Em algumas passagens, por exemplo, o autor diz que poucas pessoas prestam atenção na beleza do poema final do velho em “A noite do Iguana” (de John Huston). Que existiu uma época em que Woody Allen só filmava filmes maravilhosos, como Crimes e Pecados (de 1989). Que a Lolita de 1997 criada por Adrian Lyne é muito melhor do que a de 1962 criada por Stanley Kubrick. Que Marlon Brando quase foi escalado para o papel do padre em O Exorcista, que Quentin Tarantino passou mais de cinco anos tentando vender o seu primeiro roteiro (…)

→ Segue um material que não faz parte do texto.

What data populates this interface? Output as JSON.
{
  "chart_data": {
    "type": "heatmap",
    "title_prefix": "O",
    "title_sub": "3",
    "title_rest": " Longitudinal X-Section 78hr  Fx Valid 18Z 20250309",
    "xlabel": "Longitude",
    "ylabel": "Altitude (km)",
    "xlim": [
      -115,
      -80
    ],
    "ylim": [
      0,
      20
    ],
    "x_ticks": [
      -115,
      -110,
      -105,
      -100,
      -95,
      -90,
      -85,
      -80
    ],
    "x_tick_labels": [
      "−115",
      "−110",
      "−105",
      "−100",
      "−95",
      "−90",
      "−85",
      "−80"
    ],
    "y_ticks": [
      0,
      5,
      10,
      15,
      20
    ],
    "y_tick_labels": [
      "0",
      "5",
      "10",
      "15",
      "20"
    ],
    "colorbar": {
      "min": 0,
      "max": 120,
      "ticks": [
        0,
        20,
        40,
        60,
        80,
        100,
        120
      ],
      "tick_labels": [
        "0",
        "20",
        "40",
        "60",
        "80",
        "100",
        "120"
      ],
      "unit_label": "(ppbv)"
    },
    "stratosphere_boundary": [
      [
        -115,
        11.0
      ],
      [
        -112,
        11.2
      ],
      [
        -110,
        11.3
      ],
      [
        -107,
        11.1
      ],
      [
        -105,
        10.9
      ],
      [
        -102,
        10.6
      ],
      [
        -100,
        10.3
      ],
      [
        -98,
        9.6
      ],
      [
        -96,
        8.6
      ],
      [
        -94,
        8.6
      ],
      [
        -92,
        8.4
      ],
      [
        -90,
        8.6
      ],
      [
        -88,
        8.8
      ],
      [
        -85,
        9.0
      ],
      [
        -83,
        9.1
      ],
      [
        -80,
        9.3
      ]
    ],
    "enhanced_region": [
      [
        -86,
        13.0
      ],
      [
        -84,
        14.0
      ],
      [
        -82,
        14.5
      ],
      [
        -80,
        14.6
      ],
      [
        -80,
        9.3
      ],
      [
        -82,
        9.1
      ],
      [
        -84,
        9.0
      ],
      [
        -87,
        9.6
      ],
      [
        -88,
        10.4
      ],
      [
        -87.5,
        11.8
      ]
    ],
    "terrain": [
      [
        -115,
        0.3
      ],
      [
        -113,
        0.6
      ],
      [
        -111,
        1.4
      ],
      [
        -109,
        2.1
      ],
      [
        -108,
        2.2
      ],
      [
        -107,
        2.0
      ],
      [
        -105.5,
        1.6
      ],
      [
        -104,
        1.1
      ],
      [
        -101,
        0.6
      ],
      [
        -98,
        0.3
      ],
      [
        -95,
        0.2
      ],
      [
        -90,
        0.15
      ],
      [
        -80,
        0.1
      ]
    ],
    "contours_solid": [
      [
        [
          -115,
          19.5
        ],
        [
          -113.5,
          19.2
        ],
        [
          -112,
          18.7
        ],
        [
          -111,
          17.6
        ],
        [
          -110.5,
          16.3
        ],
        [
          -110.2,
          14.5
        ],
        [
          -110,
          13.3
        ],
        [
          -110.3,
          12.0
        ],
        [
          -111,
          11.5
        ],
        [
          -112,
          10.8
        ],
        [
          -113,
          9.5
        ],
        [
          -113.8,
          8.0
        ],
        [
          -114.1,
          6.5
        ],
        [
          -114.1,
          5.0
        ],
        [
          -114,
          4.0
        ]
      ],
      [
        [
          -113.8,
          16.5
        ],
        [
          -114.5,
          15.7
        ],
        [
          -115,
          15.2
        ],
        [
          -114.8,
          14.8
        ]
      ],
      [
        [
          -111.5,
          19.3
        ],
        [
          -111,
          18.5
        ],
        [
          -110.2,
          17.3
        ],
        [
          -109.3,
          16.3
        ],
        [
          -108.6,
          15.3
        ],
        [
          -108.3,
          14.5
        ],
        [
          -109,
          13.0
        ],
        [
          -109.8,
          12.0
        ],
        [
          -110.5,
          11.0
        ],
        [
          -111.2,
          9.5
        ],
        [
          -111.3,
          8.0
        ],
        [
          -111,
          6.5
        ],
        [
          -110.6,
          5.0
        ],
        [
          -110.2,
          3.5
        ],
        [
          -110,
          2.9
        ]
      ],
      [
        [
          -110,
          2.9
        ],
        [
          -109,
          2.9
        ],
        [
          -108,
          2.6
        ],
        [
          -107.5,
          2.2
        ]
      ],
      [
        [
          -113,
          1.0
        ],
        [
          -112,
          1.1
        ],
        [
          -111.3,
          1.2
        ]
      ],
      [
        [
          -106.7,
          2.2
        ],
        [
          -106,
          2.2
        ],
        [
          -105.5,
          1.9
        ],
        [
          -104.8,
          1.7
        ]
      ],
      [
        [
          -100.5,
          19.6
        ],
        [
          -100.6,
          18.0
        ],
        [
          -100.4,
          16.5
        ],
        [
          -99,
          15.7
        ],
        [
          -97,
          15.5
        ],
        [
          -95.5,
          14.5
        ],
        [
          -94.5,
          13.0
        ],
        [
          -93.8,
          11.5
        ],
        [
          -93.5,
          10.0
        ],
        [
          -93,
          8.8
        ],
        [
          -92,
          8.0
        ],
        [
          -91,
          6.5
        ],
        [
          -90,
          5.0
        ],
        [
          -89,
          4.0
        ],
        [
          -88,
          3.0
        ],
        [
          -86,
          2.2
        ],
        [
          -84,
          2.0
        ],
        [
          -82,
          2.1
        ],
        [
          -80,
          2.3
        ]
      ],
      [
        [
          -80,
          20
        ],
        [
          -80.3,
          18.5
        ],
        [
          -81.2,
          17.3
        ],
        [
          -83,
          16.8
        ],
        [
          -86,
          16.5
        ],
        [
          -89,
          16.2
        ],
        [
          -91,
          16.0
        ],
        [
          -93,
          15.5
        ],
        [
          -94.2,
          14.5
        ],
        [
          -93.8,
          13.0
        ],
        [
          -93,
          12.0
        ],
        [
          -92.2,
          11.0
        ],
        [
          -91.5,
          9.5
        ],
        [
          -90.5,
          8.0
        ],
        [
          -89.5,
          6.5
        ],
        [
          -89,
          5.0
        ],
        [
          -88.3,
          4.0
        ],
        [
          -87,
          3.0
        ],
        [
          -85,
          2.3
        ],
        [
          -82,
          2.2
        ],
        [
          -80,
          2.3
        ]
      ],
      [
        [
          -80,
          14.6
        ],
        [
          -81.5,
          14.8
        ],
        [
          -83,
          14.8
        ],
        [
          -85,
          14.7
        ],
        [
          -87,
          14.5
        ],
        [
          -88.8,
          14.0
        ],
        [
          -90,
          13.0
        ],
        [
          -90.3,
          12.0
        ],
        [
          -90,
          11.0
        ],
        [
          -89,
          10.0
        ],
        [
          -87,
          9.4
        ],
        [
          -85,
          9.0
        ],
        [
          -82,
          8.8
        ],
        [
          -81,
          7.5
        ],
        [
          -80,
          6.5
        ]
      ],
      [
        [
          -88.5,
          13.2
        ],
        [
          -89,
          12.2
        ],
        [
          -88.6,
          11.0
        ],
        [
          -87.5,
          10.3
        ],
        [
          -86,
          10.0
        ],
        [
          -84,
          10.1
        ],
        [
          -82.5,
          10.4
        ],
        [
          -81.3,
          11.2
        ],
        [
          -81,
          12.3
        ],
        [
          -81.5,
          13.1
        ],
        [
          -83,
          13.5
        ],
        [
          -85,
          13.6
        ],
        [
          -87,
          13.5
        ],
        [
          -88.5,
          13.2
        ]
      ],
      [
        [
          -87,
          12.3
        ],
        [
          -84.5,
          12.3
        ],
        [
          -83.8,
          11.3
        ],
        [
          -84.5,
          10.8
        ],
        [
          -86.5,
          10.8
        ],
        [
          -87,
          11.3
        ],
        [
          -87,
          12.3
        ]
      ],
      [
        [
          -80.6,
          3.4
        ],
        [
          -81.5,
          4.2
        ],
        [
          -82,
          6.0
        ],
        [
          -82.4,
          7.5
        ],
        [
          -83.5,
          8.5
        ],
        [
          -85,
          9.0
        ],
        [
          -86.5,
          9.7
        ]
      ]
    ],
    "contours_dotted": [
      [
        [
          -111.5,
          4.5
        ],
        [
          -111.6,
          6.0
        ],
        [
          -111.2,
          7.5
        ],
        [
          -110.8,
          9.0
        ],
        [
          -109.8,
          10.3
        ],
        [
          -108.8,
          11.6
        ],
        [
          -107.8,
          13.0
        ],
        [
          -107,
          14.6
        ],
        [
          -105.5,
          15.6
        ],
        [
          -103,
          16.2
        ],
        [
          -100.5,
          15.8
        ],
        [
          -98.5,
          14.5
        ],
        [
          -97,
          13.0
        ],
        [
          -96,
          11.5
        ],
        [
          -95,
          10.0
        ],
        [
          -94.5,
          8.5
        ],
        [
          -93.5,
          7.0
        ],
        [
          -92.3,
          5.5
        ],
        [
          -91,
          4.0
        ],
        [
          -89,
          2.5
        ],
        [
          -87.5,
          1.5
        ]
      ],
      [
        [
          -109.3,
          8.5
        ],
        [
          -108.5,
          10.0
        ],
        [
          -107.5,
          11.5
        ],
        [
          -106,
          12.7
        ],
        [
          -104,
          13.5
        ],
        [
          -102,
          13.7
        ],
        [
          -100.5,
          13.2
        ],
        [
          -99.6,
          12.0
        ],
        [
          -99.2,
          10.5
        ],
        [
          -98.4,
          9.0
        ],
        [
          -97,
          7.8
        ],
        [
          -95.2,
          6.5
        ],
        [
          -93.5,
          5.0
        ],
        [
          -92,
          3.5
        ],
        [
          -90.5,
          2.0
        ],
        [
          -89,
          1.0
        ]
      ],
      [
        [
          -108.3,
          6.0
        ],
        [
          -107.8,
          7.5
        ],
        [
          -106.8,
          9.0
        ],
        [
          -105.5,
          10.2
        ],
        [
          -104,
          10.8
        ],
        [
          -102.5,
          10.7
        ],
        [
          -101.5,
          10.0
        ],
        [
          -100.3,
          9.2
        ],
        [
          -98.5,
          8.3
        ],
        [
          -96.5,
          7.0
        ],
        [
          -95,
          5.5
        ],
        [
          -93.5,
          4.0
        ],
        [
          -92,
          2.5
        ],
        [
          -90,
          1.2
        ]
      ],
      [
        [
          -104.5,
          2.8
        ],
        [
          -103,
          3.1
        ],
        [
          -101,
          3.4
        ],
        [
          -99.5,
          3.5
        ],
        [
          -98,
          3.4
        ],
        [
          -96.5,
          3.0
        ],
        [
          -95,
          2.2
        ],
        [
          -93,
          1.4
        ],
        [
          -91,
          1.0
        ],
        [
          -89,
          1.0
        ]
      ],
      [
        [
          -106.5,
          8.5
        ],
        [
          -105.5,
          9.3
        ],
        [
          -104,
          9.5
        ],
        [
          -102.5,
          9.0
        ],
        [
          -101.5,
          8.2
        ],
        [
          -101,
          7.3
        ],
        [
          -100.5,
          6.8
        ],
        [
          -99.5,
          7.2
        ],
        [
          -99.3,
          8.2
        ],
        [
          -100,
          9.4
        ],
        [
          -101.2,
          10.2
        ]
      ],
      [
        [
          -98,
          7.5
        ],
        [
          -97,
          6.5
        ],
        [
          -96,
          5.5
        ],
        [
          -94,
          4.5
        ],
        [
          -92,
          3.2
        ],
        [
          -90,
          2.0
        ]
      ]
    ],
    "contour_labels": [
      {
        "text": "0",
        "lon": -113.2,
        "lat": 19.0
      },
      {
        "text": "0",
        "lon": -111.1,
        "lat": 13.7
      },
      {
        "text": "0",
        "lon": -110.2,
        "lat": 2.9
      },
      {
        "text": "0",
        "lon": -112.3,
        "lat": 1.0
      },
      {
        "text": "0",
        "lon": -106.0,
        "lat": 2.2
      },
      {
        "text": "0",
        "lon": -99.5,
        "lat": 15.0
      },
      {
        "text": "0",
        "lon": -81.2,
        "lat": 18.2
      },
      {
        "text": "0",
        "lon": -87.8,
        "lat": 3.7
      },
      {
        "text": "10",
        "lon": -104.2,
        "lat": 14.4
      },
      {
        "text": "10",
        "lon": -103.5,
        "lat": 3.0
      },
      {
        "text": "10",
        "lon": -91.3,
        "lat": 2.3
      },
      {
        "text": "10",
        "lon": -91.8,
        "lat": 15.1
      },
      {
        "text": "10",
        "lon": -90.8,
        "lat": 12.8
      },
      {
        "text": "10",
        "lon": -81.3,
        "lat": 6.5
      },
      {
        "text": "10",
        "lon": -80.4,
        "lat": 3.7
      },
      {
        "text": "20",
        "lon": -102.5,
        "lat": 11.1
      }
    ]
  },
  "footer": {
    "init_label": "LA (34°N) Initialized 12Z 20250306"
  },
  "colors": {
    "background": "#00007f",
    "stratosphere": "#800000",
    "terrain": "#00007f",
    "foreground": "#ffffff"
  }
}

Por isso mesmo, acho que, apesar da história principal se basear na relação entre pai e filho (e não ter sido explorada suficientemente, talvez por não ter tanto espaço naquele contexto), o livro é direcionado a pessoas que gostam de cinema ou que, pelo menos, conhecem nomes de atores e diretores. Outra coisa divertida da história é que David e Jesse categorizam os tipos de filmes como: “Prazeres Culpados” (filmes ruins, mas que a gente adora) ou ” Filmes Superestimados”.

P.S. Sobre a relação entre pai e filho, uns aspectos me incomodaram um pouco. David pareceu passivo demais, enquanto Jesse fazia burrada atrás de burrada, sem receber punições. “Pai, usei cocaína ontem”. “Tudo bem filho, se você o fizer de novo, não assistiremos mais filmes juntos”… (WTF?!)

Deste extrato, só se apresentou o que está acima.